お茶を飲みながらその作業を眺めていると、今度は鉄板を組み合わせ、先ほど受け取った針金を穴に通していく。
「ああ、それ、ブーツになるのか」
最初は何を作っているのか分からなかった。
「うん、そうだよ」
針金を適当な長さで切り、器用にペンチで曲げて結んでいく。
「これ、針金もミスリルだよな?」
「うん、そうだよ。すぐに錆びちゃう鉄なんて使ったら、粗悪品だよ!」
「ああ、そうか。それにしても、ふうん、ミスリルでも細いと柔らかいんだな」
「あ」
「む」
俺もミミも、これでローブを編み上げたらどうなるのかと思ってしまった。
「ちょっと、おっとうに聞いてくる!」
さて、どうなるか。
結果は、やってやれないことは無いが、それだとチェインメイルの分類になるという。そう言えば、お腹に魔力の流れが作れないと、魔法が使いにくくなるから、魔法使いに鎧は装備できないんだった。
「残念~。良いアイディアだと思ったのになあ」
「まあ、そうしてチェインメイルが出来て行ったんだから、もしもミミがその時代にいたら、天才の発明家って言われただろうよ」
「ええ? まあ、最初に作った人は凄いね!」
「そうだな。ま、細い針金を編み込むよりは、板にした方が防御力は高いし、手間が掛かりすぎるから、普通はやらないよなあ」
「ああ、そうだね。じゃ、なんでユーイチは板の、ああ、魔法が使えなくなるのか」
「そうそう。お腹と背中のラインは開いてた方が良いんだ」
「でも、そこは急所だからね。普通はカバーしないといけないんだよ」
コレで九歳児か。恐るべしドワーフ。
「まあ、突きを出されたり、縦に切られたら…お? じゃあ、ワイヤーにしてローブに通してみたら、防刃くらいにはなるのか?」
「あ! おっとうに聞いてくる!」
「いいけど、あんまり仕事の邪魔はするなよ。ああ、行っちゃった」
ともあれ、疑問点を即座に聞きに行く行動力は見習わないとな。
「面白えこと、思いつきやがったな!」
ダルクがやってきた。ふむ、この感じだと、行けそうなのか。
「おし、じゃあ、もう少し太い針金で、心臓のところは胸当ての小さいのでもいいんじゃねえか?」
「うーん、まあ、それで魔法が使えたら、ですけどね」
「物は試しだ。よし、じゃ、太い針金を作ってくるから、ちょっと待ってろ」
待つ間、俺はミスリルの板を胸の前に当てて、呪文が使いこなせるかどうか、色々試してみた。

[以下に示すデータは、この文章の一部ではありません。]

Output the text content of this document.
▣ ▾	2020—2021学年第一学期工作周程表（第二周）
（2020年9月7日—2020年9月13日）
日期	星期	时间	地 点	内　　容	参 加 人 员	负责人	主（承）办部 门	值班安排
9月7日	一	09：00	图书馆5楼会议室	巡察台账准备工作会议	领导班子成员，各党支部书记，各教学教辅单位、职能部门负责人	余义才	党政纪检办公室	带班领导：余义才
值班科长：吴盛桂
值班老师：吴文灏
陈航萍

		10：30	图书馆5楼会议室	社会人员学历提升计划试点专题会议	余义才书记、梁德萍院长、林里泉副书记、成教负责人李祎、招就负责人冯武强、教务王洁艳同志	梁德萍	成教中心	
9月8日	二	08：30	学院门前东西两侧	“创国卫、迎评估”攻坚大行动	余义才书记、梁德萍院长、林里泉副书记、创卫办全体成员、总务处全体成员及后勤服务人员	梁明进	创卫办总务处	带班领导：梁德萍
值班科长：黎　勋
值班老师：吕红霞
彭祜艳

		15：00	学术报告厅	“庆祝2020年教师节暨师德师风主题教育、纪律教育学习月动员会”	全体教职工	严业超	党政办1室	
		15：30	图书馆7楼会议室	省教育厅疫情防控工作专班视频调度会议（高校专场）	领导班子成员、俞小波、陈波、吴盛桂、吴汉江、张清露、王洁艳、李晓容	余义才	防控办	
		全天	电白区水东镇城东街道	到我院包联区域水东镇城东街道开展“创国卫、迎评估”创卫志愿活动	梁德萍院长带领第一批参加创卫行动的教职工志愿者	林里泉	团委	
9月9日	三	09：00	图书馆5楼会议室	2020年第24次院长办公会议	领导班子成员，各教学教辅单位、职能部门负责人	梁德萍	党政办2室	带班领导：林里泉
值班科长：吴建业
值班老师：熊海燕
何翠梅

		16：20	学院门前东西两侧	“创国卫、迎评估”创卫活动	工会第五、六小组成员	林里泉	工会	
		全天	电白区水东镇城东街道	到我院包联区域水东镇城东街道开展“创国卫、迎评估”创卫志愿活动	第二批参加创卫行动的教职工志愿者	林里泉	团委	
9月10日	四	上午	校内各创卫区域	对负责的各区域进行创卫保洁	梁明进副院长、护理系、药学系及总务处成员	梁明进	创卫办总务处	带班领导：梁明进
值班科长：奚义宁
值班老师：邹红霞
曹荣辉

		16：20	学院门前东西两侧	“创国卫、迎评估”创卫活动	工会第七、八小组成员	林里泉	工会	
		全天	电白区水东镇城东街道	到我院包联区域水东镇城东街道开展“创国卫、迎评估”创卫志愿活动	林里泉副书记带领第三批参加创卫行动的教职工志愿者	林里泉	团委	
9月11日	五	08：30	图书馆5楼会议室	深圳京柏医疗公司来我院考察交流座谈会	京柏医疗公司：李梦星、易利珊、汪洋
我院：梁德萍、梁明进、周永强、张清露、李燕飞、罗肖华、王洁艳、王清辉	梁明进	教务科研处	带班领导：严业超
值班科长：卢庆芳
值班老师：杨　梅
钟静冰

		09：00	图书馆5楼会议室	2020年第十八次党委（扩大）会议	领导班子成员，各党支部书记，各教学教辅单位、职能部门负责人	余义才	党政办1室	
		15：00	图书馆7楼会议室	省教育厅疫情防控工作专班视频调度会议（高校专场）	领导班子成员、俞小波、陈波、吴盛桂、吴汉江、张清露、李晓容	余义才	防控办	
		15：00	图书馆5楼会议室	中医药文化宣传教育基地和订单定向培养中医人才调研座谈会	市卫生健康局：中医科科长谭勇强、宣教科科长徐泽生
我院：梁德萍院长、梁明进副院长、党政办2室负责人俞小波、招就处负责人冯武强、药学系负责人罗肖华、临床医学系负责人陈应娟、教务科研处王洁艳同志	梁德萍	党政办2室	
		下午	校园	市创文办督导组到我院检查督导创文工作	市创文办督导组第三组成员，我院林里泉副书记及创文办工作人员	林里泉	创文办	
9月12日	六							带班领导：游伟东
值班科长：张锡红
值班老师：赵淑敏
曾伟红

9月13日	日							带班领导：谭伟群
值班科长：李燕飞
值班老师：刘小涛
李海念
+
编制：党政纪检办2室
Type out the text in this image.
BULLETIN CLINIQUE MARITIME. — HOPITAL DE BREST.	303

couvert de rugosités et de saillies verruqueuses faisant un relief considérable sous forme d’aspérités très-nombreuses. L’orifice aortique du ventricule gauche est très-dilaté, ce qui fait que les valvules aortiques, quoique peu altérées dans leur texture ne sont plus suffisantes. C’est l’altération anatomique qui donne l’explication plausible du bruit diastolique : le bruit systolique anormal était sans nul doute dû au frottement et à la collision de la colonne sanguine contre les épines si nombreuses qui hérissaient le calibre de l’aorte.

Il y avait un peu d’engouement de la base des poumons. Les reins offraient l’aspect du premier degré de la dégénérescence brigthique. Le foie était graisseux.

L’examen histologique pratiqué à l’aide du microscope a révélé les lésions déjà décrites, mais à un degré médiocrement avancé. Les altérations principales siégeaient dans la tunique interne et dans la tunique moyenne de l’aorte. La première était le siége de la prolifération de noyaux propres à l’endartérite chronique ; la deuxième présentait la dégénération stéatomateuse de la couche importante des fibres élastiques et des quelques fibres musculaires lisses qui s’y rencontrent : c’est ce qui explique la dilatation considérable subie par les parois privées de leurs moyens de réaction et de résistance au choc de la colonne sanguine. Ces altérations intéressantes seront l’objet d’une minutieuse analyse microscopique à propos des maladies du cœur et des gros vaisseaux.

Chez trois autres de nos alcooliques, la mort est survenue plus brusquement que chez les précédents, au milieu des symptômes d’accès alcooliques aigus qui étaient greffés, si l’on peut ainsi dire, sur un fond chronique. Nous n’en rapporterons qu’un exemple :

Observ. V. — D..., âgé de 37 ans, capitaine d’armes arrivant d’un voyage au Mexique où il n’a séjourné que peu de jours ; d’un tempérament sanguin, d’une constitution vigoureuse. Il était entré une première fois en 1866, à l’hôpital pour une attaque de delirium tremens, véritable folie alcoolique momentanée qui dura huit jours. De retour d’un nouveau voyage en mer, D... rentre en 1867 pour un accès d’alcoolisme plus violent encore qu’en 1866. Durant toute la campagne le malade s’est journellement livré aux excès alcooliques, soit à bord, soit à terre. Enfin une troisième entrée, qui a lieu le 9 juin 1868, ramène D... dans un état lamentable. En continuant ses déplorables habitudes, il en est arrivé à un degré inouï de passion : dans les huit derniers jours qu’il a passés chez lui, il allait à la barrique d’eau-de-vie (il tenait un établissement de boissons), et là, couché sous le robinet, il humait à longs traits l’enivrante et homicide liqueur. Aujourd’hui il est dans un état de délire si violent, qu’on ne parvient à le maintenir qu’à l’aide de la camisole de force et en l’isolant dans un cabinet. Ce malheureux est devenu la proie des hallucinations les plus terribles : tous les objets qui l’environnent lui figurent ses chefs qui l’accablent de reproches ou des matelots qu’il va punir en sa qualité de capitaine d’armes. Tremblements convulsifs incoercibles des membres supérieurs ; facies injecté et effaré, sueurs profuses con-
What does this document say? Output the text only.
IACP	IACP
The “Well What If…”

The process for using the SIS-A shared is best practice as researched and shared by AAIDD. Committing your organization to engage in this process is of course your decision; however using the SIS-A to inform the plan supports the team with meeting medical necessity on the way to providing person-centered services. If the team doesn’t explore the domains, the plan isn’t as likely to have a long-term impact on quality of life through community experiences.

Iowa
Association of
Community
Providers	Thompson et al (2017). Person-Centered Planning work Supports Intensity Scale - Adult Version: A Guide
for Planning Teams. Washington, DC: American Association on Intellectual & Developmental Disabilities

結果、心臓の上の狭い範囲だけなら、呪文の阻害にならないことが分かった。ただ、これは個人差もあるそうで、新型ローブを大々的に売り出すところまでは行かず、何着か試作品を作って魔術士に勧めて試してもらうという話になった。
「出来たー」
早いな。まあ、ローブの間に針金を通すだけの加工だし、そんなもんか。
「じゃあ、さっそく」
ローブを着込んで、明かりの呪文を唱えてみる。
「お、普通に行けた」
「やった!」
「もし、調整が必要なら、いつでも持って来やがれ。それくらいのもんなら、すぐ直せるぜ」
「どうも。ええと、じゃあ、お代はいくらくらいに…」
それを聞いたミミとダルクが顔を見合わせて、にやあと笑う。
え? 何そのあくどそうな笑い。
「しめて二十万ゴールドだ」
「高っ! 無理です、払えません」
ミスリル製品の値段の高さ、忘れてたわ。
「はは、冗談だ。借金を立て替えてもらってるしな。そいつはその形に持ってけ」
「ええ? でも、アレはティーナの」
「いいって事よ。ティーナによろしくな」
「はあ。一応、話してきます」
今更、俺のローブを元に戻してくれとも言えないし、話は通しておいた方がいいだろう。
宿屋に戻ると、運悪くレーネに捕まってしまい、素振りをやらされてしまった。
夕食の直前、ようやくティーナに事情が話せたが。
「腕が、上がらん…」
「ええ? そんなに振り込んでないでしょ? あの時間なら、三百とか四百くらいでしょう」
「いや、それで俺には充分、致命傷だから」
「死んでないし。それより、そう言う話なら、うちはミオとエリカもいるんだし、二人分のローブ、正式に発注してみたらどうかな? 試作品を使う別の魔術士も要るんでしょう?」
「そうだな」
それなら、きちんとダルクの儲けになるし、試作品の評価も早いだろう。
ミオとエリカも、ティーナが金を払うなら文句は無いとのことで、俺たちのパーティーは、防刃ワイヤー入りの新型ローブを手にすることになった。